A line graph titled 'Before' showing the relationship between Intrinsic value and Market value over Time. The Y-axis is labeled '$' and the X-axis is labeled 'Time'. A straight line represents 'Intrinsic value'. A wavy line represents 'Market value'. The market value line oscillates around the intrinsic value line. Two red double-headed arrows indicate 'Multiple expansion' (when market value is above intrinsic value) and 'Multiple compression' (when market value is below intrinsic value). A vertical dashed line points to the market value line, labeled 'Market value'.

Source: Bristlemoon Capital

Nowadays, there is seemingly a lower bar for what is capable of moving a stock. Narrative shifts are sudden, are more susceptible to being shaped by low signal information, and are resulting in greater stock price volatility.

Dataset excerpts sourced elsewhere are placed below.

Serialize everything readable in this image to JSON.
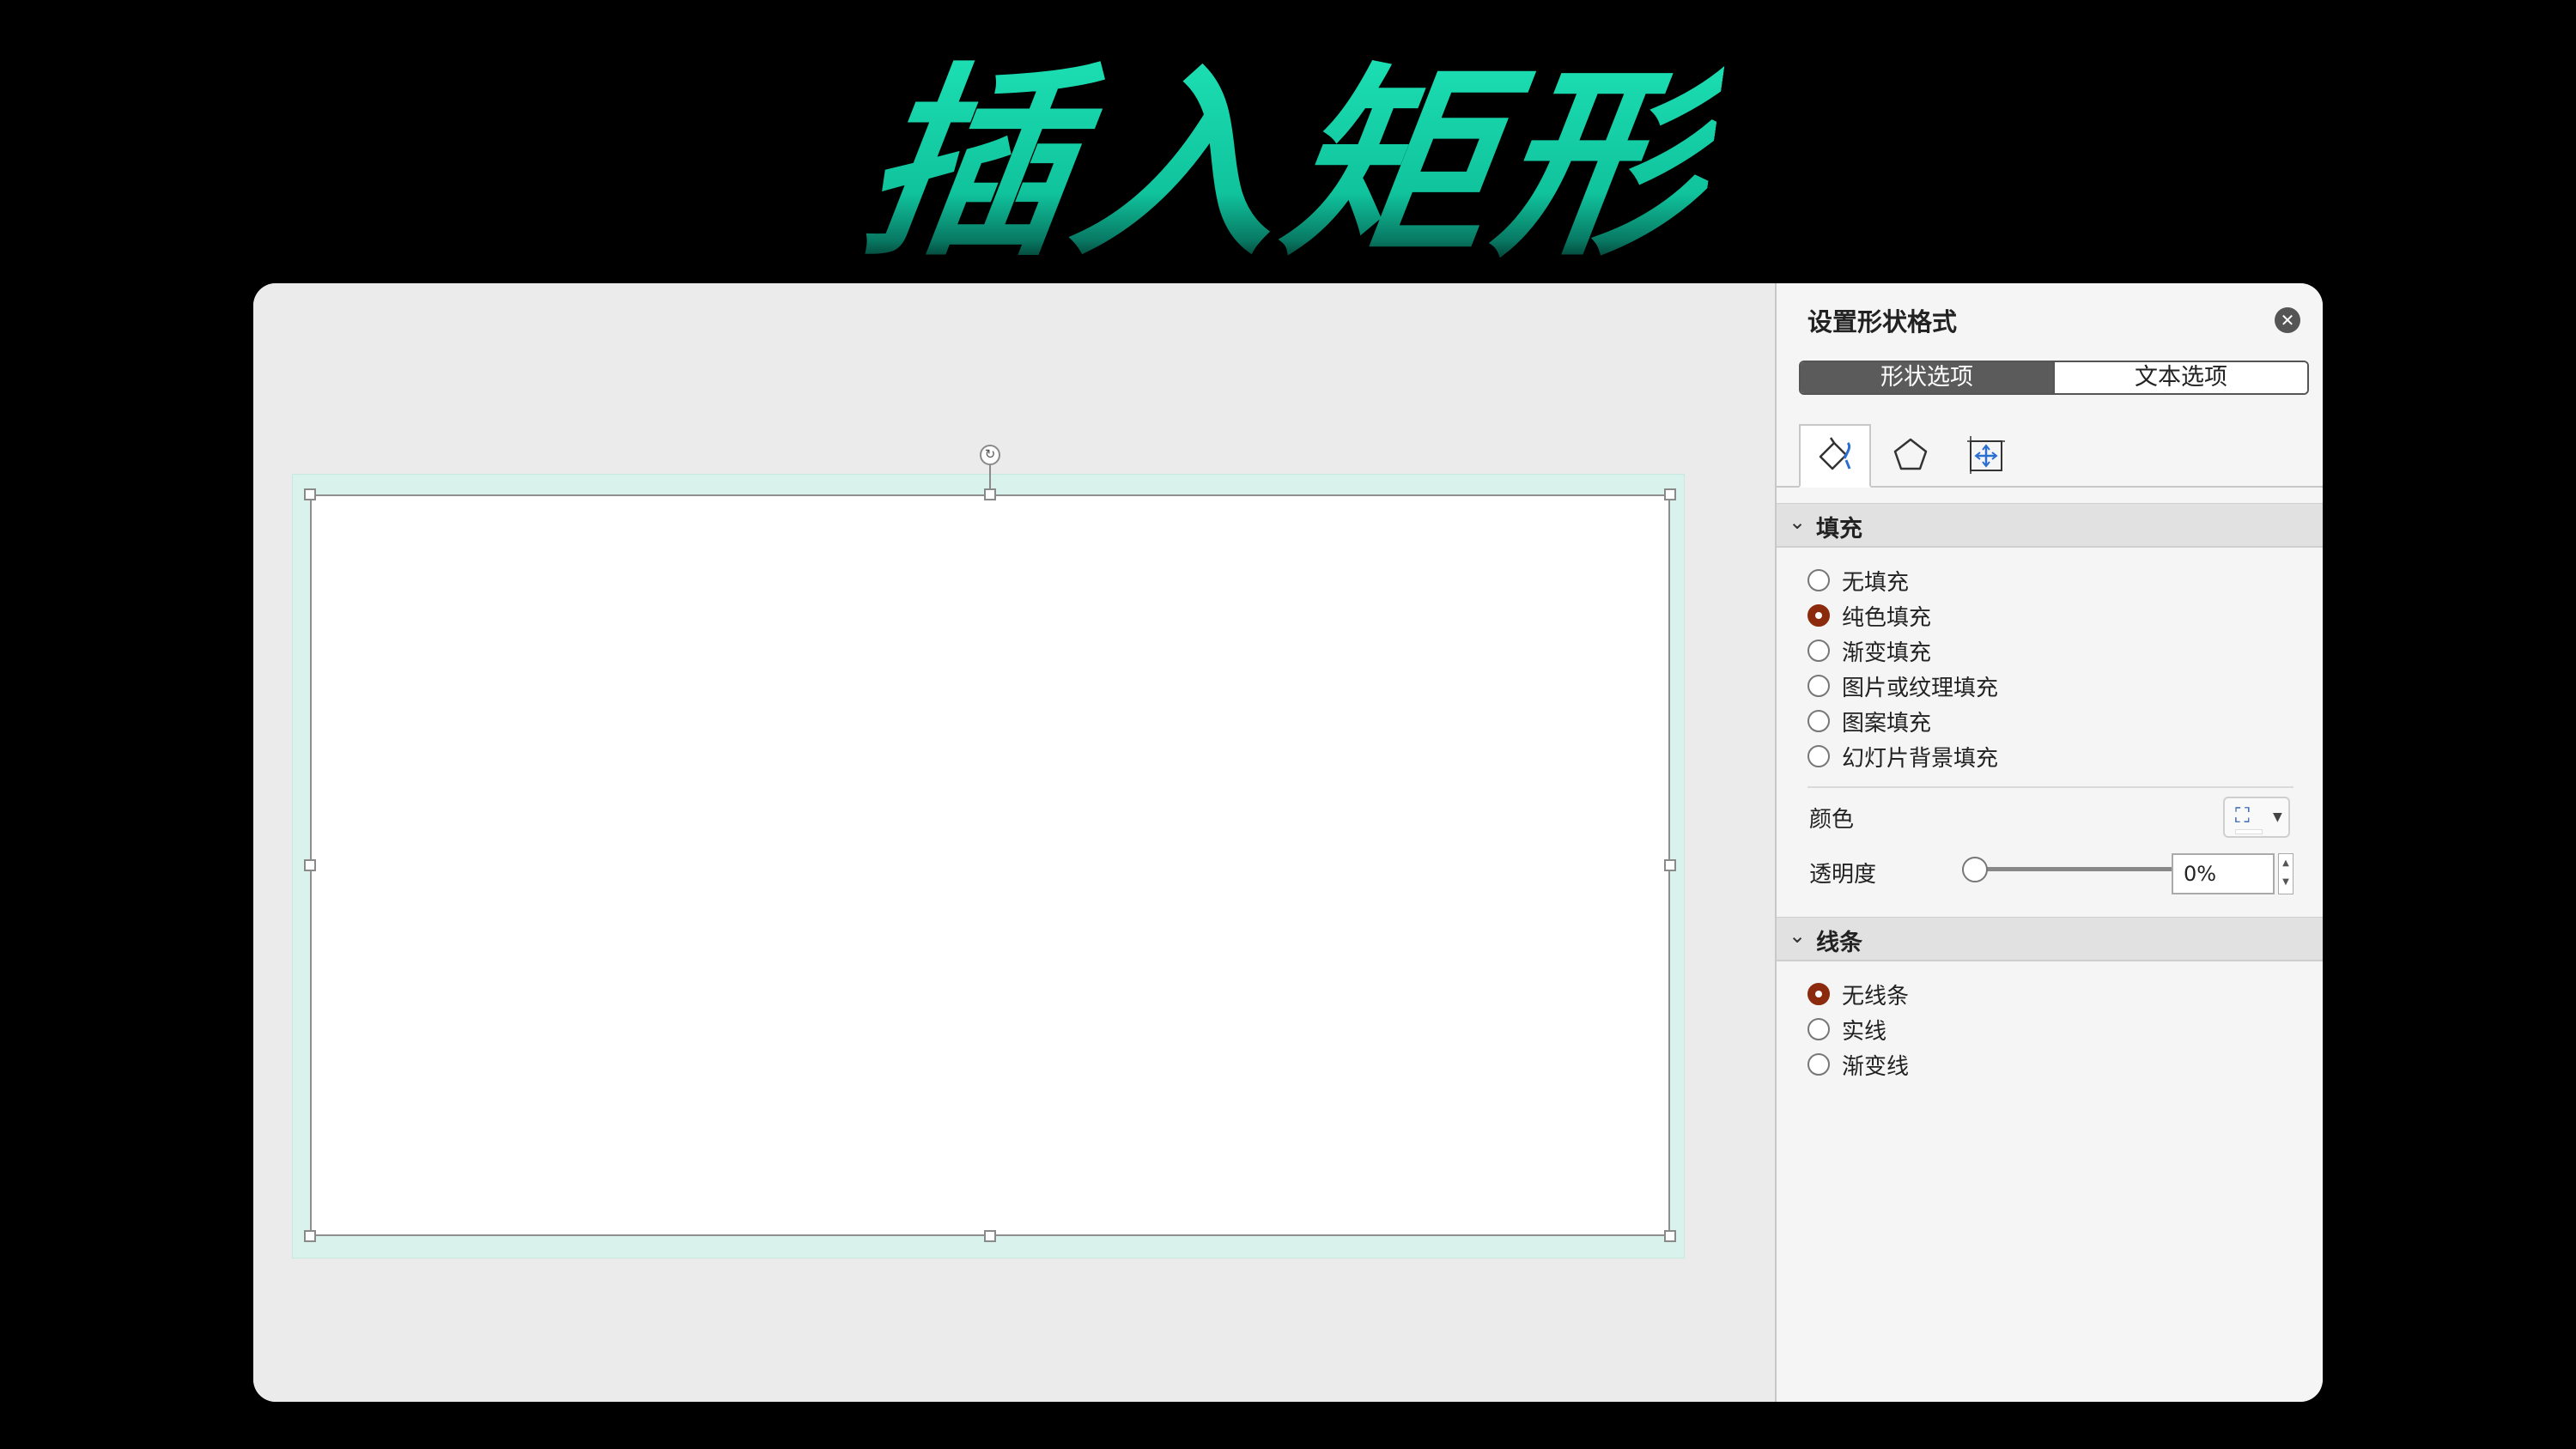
{
  "headline": "插入矩形",
  "panel": {
    "title": "设置形状格式",
    "tabs": [
      "形状选项",
      "文本选项"
    ],
    "icon_tabs": [
      "fill-line-icon",
      "effects-pentagon-icon",
      "size-properties-icon"
    ],
    "fill_section": {
      "label": "填充",
      "options": [
        "无填充",
        "纯色填充",
        "渐变填充",
        "图片或纹理填充",
        "图案填充",
        "幻灯片背景填充"
      ],
      "selected": "纯色填充",
      "color_label": "颜色",
      "transparency_label": "透明度",
      "transparency_value": "0%",
      "transparency_fraction": 0
    },
    "line_section": {
      "label": "线条",
      "options": [
        "无线条",
        "实线",
        "渐变线"
      ],
      "selected": "无线条"
    }
  },
  "colors": {
    "headline": "#12c9a2",
    "selected_radio": "#8b2a0c",
    "selection_halo": "#d9f2ec"
  }
}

So, for stocks that are increasingly transacted by market participants that are non-fundamental, the oscillation in valuation multiples is now much more extreme. Stocks that are widely regarded as expensive are pushed to new highs if the second derivative of the narrative is positive. Conversely, stocks that are cheap will struggle to find a floor if there are scarce signs of an earnings acceleration.

A line graph showing the relationship between Market value and Intrinsic value over time. The Y-axis is labeled '$' and the X-axis is labeled 'Time'. A straight line labeled 'Intrinsic value' starts at the origin and trends upwards. A wavy line labeled 'Market value' fluctuates around the intrinsic value line. Two vertical red double-headed arrows indicate the deviation of market value from intrinsic value: one labeled 'Multiple compression' at a trough and one labeled 'Multiple expansion' at a peak.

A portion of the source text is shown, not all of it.